DOMENICA  30  - C  :   LA PREGHIERA E’ SPECCHIO DELLA NOSTRA VITA

 

     L’evangelista Luca ci offre oggi una ulteriore riflessione sulla preghiera. Mentre sta salendo verso Gerusalemme, Gesù ascolta il chiacchiericcio di chi gli sta intorno e si rende conto che alcuni di loro vantavano di ritenersi giusti davanti a Dio, e a posto con la loro coscienza; si sentivano “a posto” soprattutto se messi a confronto con i tanti che vivevano in modo disordinato. Gesù – per essere chiaro e incisivo – ricorre, come altre volte, a una parabola, quella ascoltata, che parla di due uomini che salgono al tempio per la preghiera; uno era fariseo, l’altro pubblicano: due figure tipiche del tempo, per rappresentare non solo due modi di pregare, ma anche due maniere diverse di vivere la vita. Quella del fariseo è una preghiera che presenta a Dio un elenco noioso delle tante cose buone che sta facendo; la preghiera del pubblicano assume invece i tratti propri del povero, che riconosce la propria condizione di peccatore; e pertanto si rimette completamente a Dio. Diciamo che la preghiera finisce per essere anche il riflesso della vita.

     Nella preghiera, il credente ha modo di scoprire la verità del proprio cammino; e, dalla preghiera, riceve la forza di percorrerlo. La preghiera del fariseo è stata definita “preghiera atea”, cioè senza Dio, e usata solo per ricordare a Dio una noiosa litania delle proprie benemerenze, quasi ad attendere, in premio, un risarcimento per le tante prestazioni; con l’aggravante però del disprezzo per il poveraccio che stava dietro a lui, che egli riteneva indegno di stare davanti a Dio e vicino a lui. Al contrario, il pubblicano, spaesato e confuso, non ha nemmeno il coraggio di alzare lo sguardo; non riesce neppure a fare l’elenco dei propri peccati. Sa solo dire: “O Dio, abbi pietà di me, peccatore”. La parabola ci ricorda che si può peccare perfino mentre si prega! Non può pregare chi ha il cuore cattivo, né chi vive separato dai fratelli, incapace di accoglienza, di condivisione e di perdono. Dietro un’apparenza farisaica di devozione, il fariseo non prega Dio; prega se stesso; tra l’altro, egli non trova nulla di cui pentirsi; poco gli manca per sentirsi alla pari con Dio.

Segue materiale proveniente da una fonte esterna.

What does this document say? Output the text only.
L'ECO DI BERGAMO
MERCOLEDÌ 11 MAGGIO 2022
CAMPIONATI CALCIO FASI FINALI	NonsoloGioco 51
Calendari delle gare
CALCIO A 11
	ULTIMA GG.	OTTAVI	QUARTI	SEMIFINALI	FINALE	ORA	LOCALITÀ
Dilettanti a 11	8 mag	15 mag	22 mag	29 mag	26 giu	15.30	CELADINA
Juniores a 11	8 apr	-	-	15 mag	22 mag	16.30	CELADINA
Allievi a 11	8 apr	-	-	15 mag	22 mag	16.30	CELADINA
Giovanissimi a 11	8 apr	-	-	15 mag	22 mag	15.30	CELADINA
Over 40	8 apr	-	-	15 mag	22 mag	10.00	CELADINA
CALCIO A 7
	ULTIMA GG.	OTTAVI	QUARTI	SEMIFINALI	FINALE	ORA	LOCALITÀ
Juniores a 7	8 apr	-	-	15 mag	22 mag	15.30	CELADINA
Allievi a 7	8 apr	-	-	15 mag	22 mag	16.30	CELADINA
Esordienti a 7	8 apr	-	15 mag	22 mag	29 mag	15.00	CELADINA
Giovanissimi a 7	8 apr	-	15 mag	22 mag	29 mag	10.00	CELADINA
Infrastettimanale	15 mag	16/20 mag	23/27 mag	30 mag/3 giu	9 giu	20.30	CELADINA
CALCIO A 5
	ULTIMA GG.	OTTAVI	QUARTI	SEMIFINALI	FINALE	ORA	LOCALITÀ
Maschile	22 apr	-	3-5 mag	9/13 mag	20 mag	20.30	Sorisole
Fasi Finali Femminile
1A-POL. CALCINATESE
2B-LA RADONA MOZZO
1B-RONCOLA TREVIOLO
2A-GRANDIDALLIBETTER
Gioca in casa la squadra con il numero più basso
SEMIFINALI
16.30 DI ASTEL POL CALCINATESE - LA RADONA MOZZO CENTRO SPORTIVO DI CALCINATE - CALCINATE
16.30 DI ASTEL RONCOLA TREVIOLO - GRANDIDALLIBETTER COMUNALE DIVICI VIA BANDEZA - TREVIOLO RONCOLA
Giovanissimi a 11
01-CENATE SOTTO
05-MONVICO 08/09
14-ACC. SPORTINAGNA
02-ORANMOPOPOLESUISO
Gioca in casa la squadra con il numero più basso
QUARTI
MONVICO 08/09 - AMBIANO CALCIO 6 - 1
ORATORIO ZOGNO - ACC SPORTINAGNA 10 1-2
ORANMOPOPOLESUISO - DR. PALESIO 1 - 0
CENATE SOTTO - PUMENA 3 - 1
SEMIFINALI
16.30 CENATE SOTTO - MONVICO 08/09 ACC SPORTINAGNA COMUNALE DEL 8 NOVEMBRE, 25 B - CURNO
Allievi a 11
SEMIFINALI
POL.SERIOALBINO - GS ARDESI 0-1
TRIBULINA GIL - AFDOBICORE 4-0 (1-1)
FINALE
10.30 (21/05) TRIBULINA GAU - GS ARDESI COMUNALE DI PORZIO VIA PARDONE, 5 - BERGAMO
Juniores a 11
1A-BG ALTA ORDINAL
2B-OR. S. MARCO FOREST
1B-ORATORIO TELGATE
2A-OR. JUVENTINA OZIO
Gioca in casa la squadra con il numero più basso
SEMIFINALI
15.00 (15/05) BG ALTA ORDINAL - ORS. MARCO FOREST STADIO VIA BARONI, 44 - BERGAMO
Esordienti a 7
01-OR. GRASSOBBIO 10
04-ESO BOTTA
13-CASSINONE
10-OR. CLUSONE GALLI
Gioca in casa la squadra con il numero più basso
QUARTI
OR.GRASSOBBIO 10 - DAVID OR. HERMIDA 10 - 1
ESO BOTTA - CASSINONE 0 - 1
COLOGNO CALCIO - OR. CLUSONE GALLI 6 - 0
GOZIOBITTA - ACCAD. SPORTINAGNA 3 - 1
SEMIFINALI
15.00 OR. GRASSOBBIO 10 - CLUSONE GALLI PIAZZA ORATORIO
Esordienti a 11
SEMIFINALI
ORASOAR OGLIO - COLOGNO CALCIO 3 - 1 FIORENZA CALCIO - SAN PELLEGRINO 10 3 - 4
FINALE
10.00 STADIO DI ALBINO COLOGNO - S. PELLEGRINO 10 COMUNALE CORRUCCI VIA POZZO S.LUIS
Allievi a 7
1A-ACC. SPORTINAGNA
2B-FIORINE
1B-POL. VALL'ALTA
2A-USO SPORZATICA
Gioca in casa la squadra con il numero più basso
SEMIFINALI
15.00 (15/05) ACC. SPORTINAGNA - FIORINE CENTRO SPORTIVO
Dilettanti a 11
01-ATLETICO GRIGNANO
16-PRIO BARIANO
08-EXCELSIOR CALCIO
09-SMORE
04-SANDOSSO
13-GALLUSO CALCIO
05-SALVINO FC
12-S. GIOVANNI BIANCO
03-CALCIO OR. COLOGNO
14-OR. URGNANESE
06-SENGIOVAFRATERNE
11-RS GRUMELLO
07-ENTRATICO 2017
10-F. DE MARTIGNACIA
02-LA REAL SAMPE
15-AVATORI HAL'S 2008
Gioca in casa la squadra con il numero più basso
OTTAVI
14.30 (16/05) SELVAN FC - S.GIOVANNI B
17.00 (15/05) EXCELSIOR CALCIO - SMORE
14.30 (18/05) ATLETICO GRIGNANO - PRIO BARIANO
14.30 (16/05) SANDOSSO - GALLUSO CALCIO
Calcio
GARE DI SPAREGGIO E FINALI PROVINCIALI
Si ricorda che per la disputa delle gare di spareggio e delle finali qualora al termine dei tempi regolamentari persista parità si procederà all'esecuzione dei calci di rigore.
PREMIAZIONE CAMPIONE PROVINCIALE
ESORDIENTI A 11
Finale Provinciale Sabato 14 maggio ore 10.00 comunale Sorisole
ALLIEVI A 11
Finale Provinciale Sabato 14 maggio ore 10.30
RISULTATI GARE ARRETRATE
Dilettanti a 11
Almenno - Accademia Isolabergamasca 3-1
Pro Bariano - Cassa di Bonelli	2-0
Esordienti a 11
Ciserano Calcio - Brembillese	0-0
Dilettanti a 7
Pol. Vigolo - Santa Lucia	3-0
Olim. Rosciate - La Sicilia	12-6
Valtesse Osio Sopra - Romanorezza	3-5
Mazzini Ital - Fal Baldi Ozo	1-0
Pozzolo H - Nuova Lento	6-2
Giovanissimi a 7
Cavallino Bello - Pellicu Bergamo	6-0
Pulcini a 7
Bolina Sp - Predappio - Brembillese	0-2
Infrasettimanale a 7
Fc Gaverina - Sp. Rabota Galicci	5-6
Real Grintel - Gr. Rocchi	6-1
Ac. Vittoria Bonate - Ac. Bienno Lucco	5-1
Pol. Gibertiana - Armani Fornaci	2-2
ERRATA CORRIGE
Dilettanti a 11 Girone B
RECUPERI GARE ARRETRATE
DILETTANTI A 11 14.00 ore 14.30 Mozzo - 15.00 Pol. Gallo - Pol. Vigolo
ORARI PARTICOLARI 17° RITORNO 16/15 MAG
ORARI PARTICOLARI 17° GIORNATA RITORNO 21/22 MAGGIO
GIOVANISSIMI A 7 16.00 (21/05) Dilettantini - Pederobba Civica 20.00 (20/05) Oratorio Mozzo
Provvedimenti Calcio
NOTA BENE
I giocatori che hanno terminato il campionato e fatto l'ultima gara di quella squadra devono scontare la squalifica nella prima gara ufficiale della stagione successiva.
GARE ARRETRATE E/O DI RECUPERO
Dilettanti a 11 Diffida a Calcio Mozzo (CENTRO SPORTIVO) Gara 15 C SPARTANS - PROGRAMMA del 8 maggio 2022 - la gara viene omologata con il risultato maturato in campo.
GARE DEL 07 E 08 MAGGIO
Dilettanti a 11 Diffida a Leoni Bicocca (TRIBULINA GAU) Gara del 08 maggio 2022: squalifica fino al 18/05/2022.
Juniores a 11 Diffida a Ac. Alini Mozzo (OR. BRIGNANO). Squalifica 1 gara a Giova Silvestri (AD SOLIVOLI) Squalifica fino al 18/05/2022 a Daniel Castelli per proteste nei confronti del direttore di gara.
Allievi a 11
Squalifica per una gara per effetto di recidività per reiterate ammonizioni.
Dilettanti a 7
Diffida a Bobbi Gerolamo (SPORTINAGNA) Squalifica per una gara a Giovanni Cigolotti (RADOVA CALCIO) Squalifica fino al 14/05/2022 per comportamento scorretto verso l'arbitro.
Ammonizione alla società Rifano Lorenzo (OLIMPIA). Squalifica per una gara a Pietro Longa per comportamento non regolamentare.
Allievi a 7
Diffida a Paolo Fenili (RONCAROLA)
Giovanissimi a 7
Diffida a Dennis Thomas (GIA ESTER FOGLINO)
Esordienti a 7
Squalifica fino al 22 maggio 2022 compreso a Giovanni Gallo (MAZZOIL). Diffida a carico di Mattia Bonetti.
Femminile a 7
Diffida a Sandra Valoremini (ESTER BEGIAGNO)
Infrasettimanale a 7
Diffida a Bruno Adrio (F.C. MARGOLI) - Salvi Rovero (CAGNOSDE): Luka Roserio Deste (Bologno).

     Il pubblicano invece si riconosce peccatore, indegno perfino di stare nel tempio; per cui mette al centro della sua preghiera, non se stesso, ma la misericordia di Dio. Questo atteggiamento lo rende amato da Dio; e Dio riversa nel suo cuore il perdono e la salvezza. Il pubblicano infatti, non trovando nulla di cui vantarsi, rimane dietro a tutti, a capo chino, quasi a voler nascondere la propria miseria. E, proprio partendo dalla sua povertà, non gli resta che riporre tutta la sua fiducia in Dio; sa che Dio è misericordioso e perdona. Nella parabola, riportata da Luca, viene data non solo una lezione sulla preghiera in sé, ma vengono date anche indicazioni su come stare davanti a Dio: il fariseo prega in piedi, a testa alta, le mani alzate: è l’atteggiamento richiesto all’ebreo osservante; peccato però che il suo pensiero lo porti a confrontarsi con il pubblicano, forse vestito male e comunque giudicato per come si è presentato al tempio; e soprattutto perché ritenuto privo di dignità e di opere buone.

     Il pubblicano, in effetti, giunge al tempio a mani vuote; non può confidare nelle risorse che non ha; si presenta dunque come un mendicante, alla ricerca di aiuto e di conforto. Le uniche parole che sa dire sono: “O Dio, abbi pietà di me, peccatore”.  Gesù conclude così la parabola: “Io vi dico: questi, a differenza dell’altro, tornò a casa sua giustificato; perché chiunque su esalta sarà umiliato; chi invece si umilia sarà esaltato”. Grazie Signore Gesù per questa lezione di vita. Concludo con l’invocazione che colgo dal Salmo Responsoriale: “Il Signore è vicino a chi ha il cuore spezzato; egli salva gli spiriti affranti. Il Signore riscatta la vita dei suoi servi; non sarà condannato chi in lui si rifugia”.   Amen.